What’s eroding … is the quality Max Weber considered essential to a functioning state: a monopoly on legitimate violence. As members of a largely anarchist movement, antifascists don’t want the government to stop white supremacists from gathering. They want to do so themselves, rendering the government impotent.
. . .
Antifa believes it is pursuing the opposite of authoritarianism. Many of its activists oppose the very notion of a centralized state. But in the name of protecting the vulnerable, antifascists have granted themselves the authority to decide which Americans may publicly assemble and which may not. That authority rests on no democratic foundation. Unlike the politicians they revile, the men and women of antifa cannot be voted out of office. Generally, they don’t even disclose their names.
. . .
Revulsion, fear, and rage are understandable. But one thing is clear. The people preventing Republicans from safely assembling on the streets … may consider themselves fierce opponents of the authoritarianism growing on the American right. In truth, however, they are its unlikeliest allies.
There’s more at the link. Bold, underlined text is my emphasis.
Where else have we seen such tactics recently? Oh, yes . . . ISIS/ISIL! The fundamentalist Islamic terrorist movement that has plagued Iraq, Syria, Libya and many other countries in recent years appears to follow almost exactly the same principles, albeit from a religious rather than a political perspective – but the results are the same. ISIS dictates to people how they should and may behave, in moral, political, social and cultural terms. Dissent is not only not tolerated, it’s punished severely, frequently with death or torture. There is no ‘state authority’ to whom to appeal: ISIS is both the religious and secular authority, and makes no distinction between them. Its propaganda and indoctrination reach from the cradle to the grave.
Death sentences for conduct such as homosexuality are immediate and automatic, and there is no appeal. Conform, or else!
If Antifa and its ilk are like ISIS (and I believe they are, although not [yet] so far sunk into terrorism and depravity), they can be expected to be just as intolerant of doctrines and positions that differ from their own. Isn’t that exactly what we’re seeing on the streets of America right now? It hasn’t yet gotten to the point of Antifa throwing dissenters off buildings . . . but they will gather with sticks, stones, clubs and improvised flamethrowers, and attempt to disrupt the gatherings of those with whom they disagree – often violently.

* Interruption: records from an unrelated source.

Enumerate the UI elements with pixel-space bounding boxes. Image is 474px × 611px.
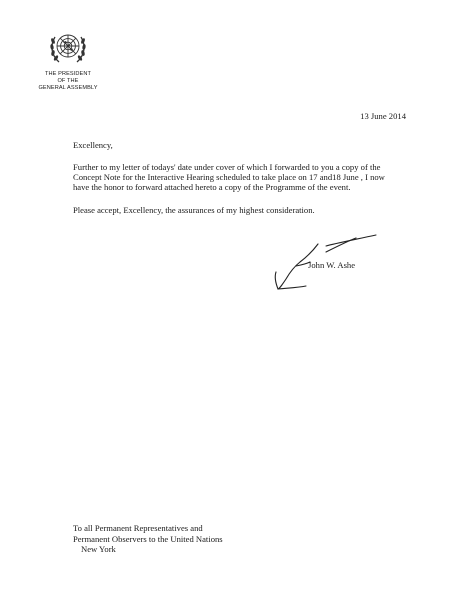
office-line: OF THE [57,78,79,84]
letter-date: 13 June 2014 [360,111,406,121]
closing: Please accept, Excellency, the assurances of my highest consideration. [73,205,315,215]
letter-body [73,162,413,192]
office-title [30,71,106,92]
salutation: Excellency, [73,140,113,150]
un-emblem-icon [47,27,89,69]
addressee-line: Permanent Observers to the United Nations [73,533,223,544]
office-line: GENERAL ASSEMBLY [38,85,98,91]
office-line: THE PRESIDENT [44,71,92,77]
addressee-line: New York [81,544,116,554]
body-line: Further to my letter of todays' date under cover of which I forwarded to you a copy of the [73,162,381,172]
body-line: Concept Note for the Interactive Hearing scheduled to take place on 17 and18 June , I now [73,172,385,182]
body-line: have the honor to forward attached hereto a copy of the Programme of the event. [73,182,351,192]
signatory-name: John W. Ashe [308,260,356,270]
addressee-line: To all Permanent Representatives and [73,523,203,533]
addressee-block [73,523,223,555]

What’s more, Antifa’s leaders and organizers are simply not prepared to accept that they might be wrong in their interpretation. They are fanatical in their views, and are not open to discussion. Take, for example, the views of Yvette Felarca, one of the organizers of the riots in Berkeley last year.
I see in her precisely and exactly the same fanaticism that I see in ISIS spokesmen. Facts don’t matter: only her interpretation of those facts is relevant. Her tactics may not be so far gone in violence and bloodshed as those of ISIS, but that may not last. In pursuit of her ideals, her perspective, I doubt that she would flinch from personally using violence on her opponents. She may already have done so during the Berkeley riots, for all I know. Certainly, her Antifa allies don’t shrink from the prospect.
(Readers may recall that I linked to the “It’s Going Down” web site last Saturday, and provided examples of its propaganda.)
Antifa, Black Lives Matter, Occupy . . . all those movements appear to involve the same organizers, and follow basically the same principles. They all try to disrupt the existing order and violently oppose it. They refuse to entertain the idea that there might be another side to the issues they raise, instead insisting that only their views are correct. In their intolerance, in their political and social obsessiveness (which borders on religious fanaticism), I submit that they have become the equivalent of ISIS in America.
The only question is, can we deal with them more peacefully than we have had to deal with ISIS in the Middle East? That remains to be seen.